MAYSA DERYAYEVA
2021’in bir önceki yıl gibi toplantı ve gösteri yapma özgürlüğü açısından kısıtlama ve ihlallerin kural, özgürlüklerin kullanımının ise istisna olduğu bir yıl olduğunu belirten Demir, “İfade özgürlüğünün korunması ve etkin kullanımı, demokratik bir toplumun can damarlarından birini oluşturur. Farklı fikir ve görüşlerin kamusal alanda özgürce dolaşıma girmesi; siyasal çoğulculuğun esası olan özgür tartışma ortamının, bağımsız medya ve canlı bir sivil toplumun varlığı; toplumsal talepler etrafında kamuoyu oluşturulabilmesi, siyasal karar alıcılara yönelik eleştirilerin dillendirilmesi ve kamu gücünü kullanan makamların yurttaşlar tarafından denetlenebilmesi ancak ifade özgürlüğünün korunduğu ve etkin biçimde kullanıldığı koşullarda mümkün olabilir. Oysa OHAL ilanıyla birlikte siyasal iktidarın düşünce ve ifade özgürlüğüne yönelik kısıtlamaları, özellikle de basın üzerindeki kaygı verici boyutta artan baskı ve kontrolü 2021 yılında da sürmüştür” şekillinde konuştu.

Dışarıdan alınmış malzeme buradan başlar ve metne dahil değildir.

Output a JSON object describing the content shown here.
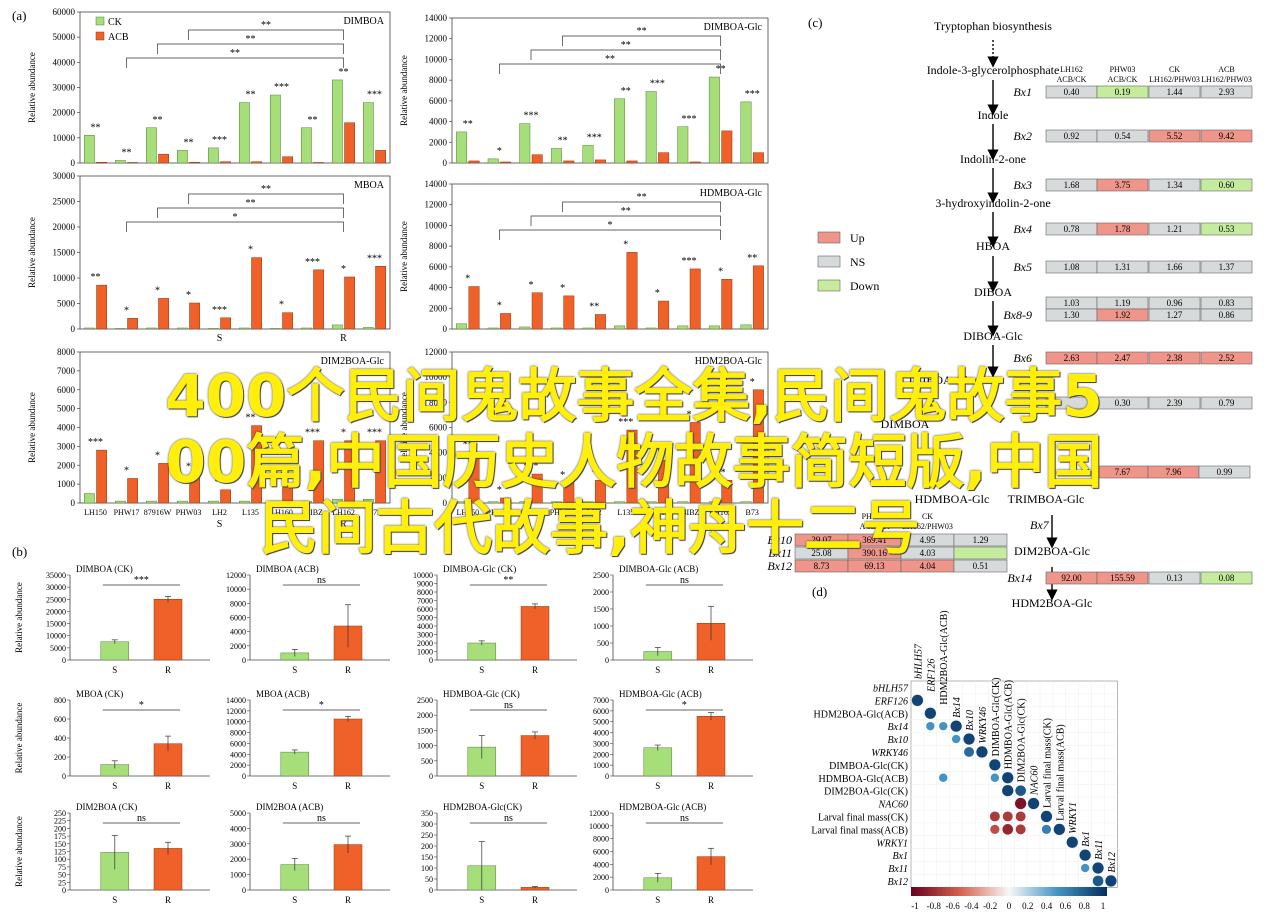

“KÜRT SORUNU BARIŞÇIL ÇÖZÜLMELİ”
Kürt sorununun Türkiye’nin demokratikleşmesinin önündeki en temel engellerden bir olarak varlığını koruduğunu belirten Demir, “Sorunun barışçıl, demokratik ve adil çözümüne yönelik esas olarak iktidar tarafından içtenlikli, bütünlüklü adımların atılmaması, yanı sıra Ortadoğu’daki gelişmelerin de etkisi ile 7 Haziran 2015 Genel Seçimlerinin hemen ardından başlayan silahlı çatışma ortamı halen sürmekte ve başta yaşam hakkı olmak üzere ağır ve ciddi insan hakları ihlallerine yol açmaktadır. Özellikle son genel seçimlerde 6,5 milyon yurttaşın oyunu almış olan HDP’nin kapatılması girişimi, başta Kürtler olmak üzere Türkiye toplumunun önemli bir bölümünü katılım ve temsil mekanizmalarının dışına itecek, siyasal hakları kullanma imkanından yoksun bırakacaktır. Bu durum toplumsal barışa ve bir arada yaşama iradesine büyük zararlar verecek olması bakımından son derece kaygı verici bir gelişmedir. Hak savunucuları olarak bizler, Kürt sorununun her zaman demokratik, barışçıl ve adil çözümünü savunduk. Bunda ısrarlıyız. O nedenle, çatışmaların hemen şimdi durmasını istiyoruz. Çatışmasızlık ortamının tesisi ile birlikte çatışmasızlık halinin yaşanan olumsuzluklardan da hareketle tahkim edilmiş bir hale getirilerek güçlendirilmesi, izlenmesi ve toplumsal barışın sağlanabilmesi için tüm tarafların içtenlikli, etkin programlar geliştirmesi gerekmektedir” dedi.
“KADINA YÖNELİK ŞİDDET ARTTI”
Uluslararası sözleşme olan İstanbul Sözleşmesinden bir gecede çıkıldığını dikkat çeken Demir, “2021 yılında kadına yönelik erkek şiddetinde maalesef bir gerileme, olumlu denebilecek bir gelişme yaşanmadı. Yılın ilk on bir ayında yüzlerce kadın erkekler tarafından öldürüldü. Hal böyleyken kadına yönelik şiddet ve ev içi şiddeti ayrıntılı bir şekilde tanımlayan ve bir suç olarak kabul edilmesini sağlayan, böylelikle şiddet olgusunun ortadan kaldırılmasında geniş imkânlar sağlayan en kapsamlı uluslararası sözleşme olan İstanbul Sözleşmesinden bir gecede çıkıldı. Üstelik çok kısa bir süre önce şatafatlı sunumlar ile insan hakları konusunda bir eylem planı ilan edilmiş olmasına rağmen. Bu planın aslında ne anlama geldiğini İstanbul Sözleşmesi’nden çekilme kararını protesto eden kadınlar ve LGBTİ+’lara kolluk güçlerinin evrensel hukukta ve ülke yasalarında tanımlanan zor kullanma yetkisinin çok ötesine geçen kural dışı ve denetimsiz şiddet uygulayarak müdahale etmeleriyle anlamış olduk” ifadelerini kullandı.